The main thing to realize here is that even though you have 15 kids, you are still only looking to find two different numbers (the amount that the 13 kids get, and the amount that the other two get). Start by assigning variables to represent these numbers.
Start by letting
D = the larger amount, that each of the 13 kids get
H = the amount each of the other 2 will get.
It doesn't matter what letters you use; I chose D for 'D'ouble, and H for 'H'alf to remind me that the the smaller amount is half of the larger amount.
Next you have to ask yourself, "What do I know about these variables?" The question tells you that the smaller amount is half the larger amount, so we can set up an equation:
H = ½ D or, equivalently, D = 2H (Can you see why these two equations are equivalent?)
Now, if you have 2 unknown variables you need two different equations in order to be able to determine what the unknowns are. (The above two equations are equivalent, so they are not different enough.) We need another equation.
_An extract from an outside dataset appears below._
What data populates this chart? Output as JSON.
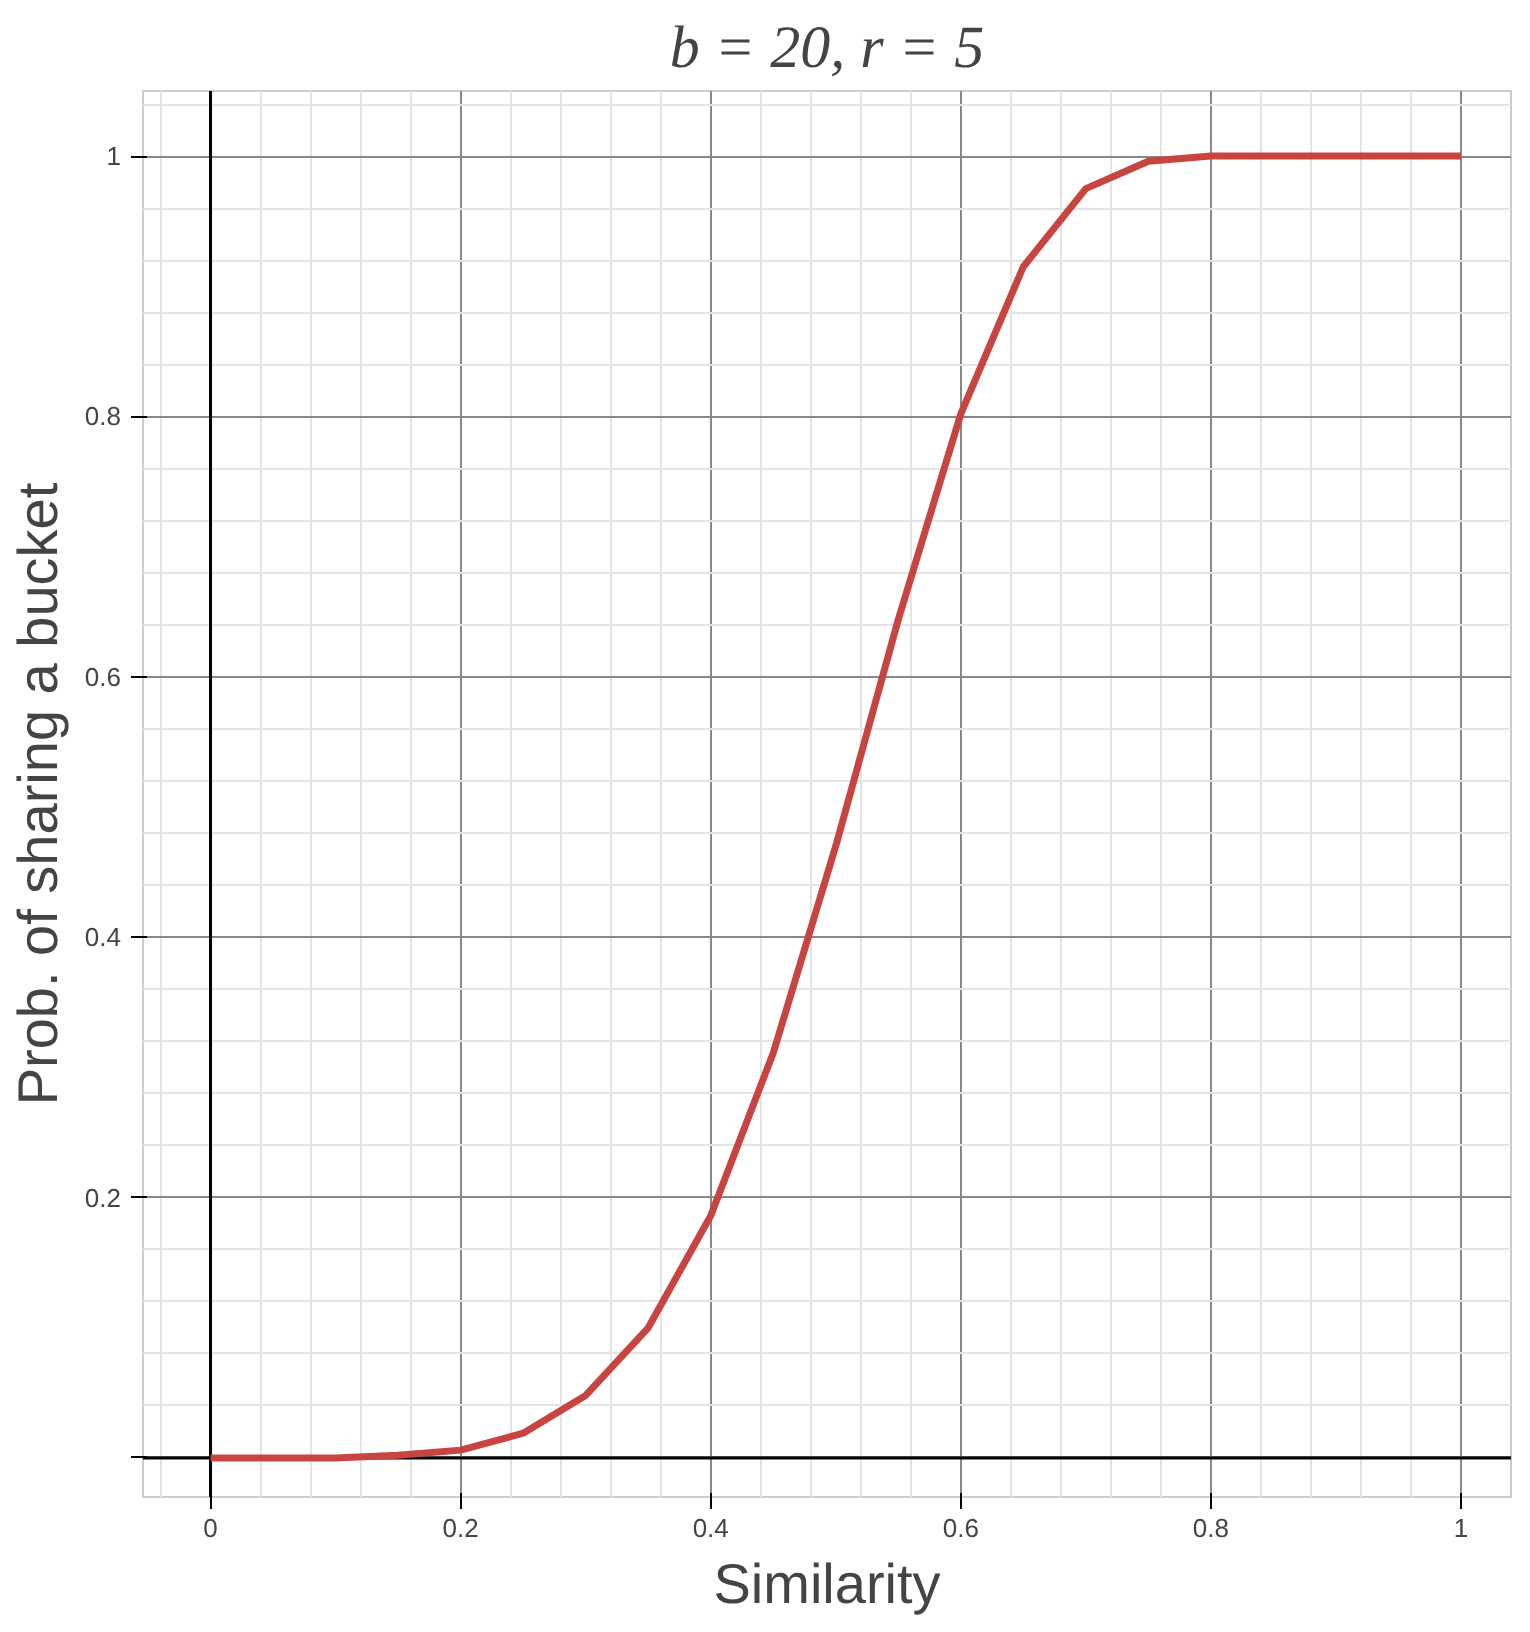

So, go back to the question and see what other information is given that relates the two variables:
We know that in total there is $13,826.48. So all the amounts of D dollars and H dollars must add together to get $13,826.48. Since 13 people were given $D and 2 were given $H, we have the following equation:
13D + 2H = 13826.48
and again the first equation:
D = 2H
Now you have two equations and two unknown variables. Can you take it from here?
Sue has an easier method:
If all the kids got 2 candies except for two kids who only got 1 each,
then you would have 15+13 = 28 candies in all. Now let's say that
each candy represents some particular amount of money. We will give 2
portions to 13 kids and 1 portion to each of the other 2. How big is
each portion? It is $13,826.48 split 28 ways. Divide $13,826.48 by
12 and you will find out how much to give to each of the two kids and
double it for the other thirteen kids.
Stephen La Rocque.